Zoom. What will happen to tire prices if tire makers have to comply with hundreds of city, county, state and federal tire quality specifications in the absence of any central authority.
Losing the tire Federal Supply Schedule, a GSA mechanism for centralized procurement of tires, probably won't be a disaster. The schedule has been optional since 1993, and most agencies don't seem to be suffering too much making their own contracts with tire makers.
The QPL and QAFIP, however, are something else again. These programs provide useful guidance about the safety, reliability and appropriate use of retreads on government vehicles. Without them, government procurement officers have to devise their own safety and quality criteria, or just go with the low bid.

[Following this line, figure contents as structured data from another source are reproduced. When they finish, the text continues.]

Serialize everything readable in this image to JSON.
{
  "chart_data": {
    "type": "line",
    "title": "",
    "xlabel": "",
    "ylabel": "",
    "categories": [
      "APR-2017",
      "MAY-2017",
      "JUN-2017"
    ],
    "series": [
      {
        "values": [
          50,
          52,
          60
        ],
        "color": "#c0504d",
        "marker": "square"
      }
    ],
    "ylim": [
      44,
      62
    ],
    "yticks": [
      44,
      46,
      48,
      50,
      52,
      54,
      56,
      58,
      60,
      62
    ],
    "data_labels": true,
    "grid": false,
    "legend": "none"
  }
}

In the former case, tire makers will face such a vast compliance burden they will be forced either to raise prices drastically or give up altogether on government sales. In the latter, there will be an epidemic of tire-vehicle mismatches in government fleets-a potential safety and financial catastrophe.
Federal Environmental Executive Fran McPoland called the GSA ``penny-wise and pound-foolish'' for even considering the end of the Federal Tire Program, and we can only agree. The program is a prime example of an unglamorous, but solid and helpful government entity that benefits many thousands of product buyers, users and sellers.
Need to get your blood boiling? Read this, from a ``balanced'' feature about the European tire industry in the Feb. 17 issue of England's ``Economist'':
``Then again, few industries have to persuade the public that their version of a dull, smelly and virtually indistinguishable product is the best there is.''
We found the article a dull (smelly?) rehash, virtually indistinguishable from other, better reports.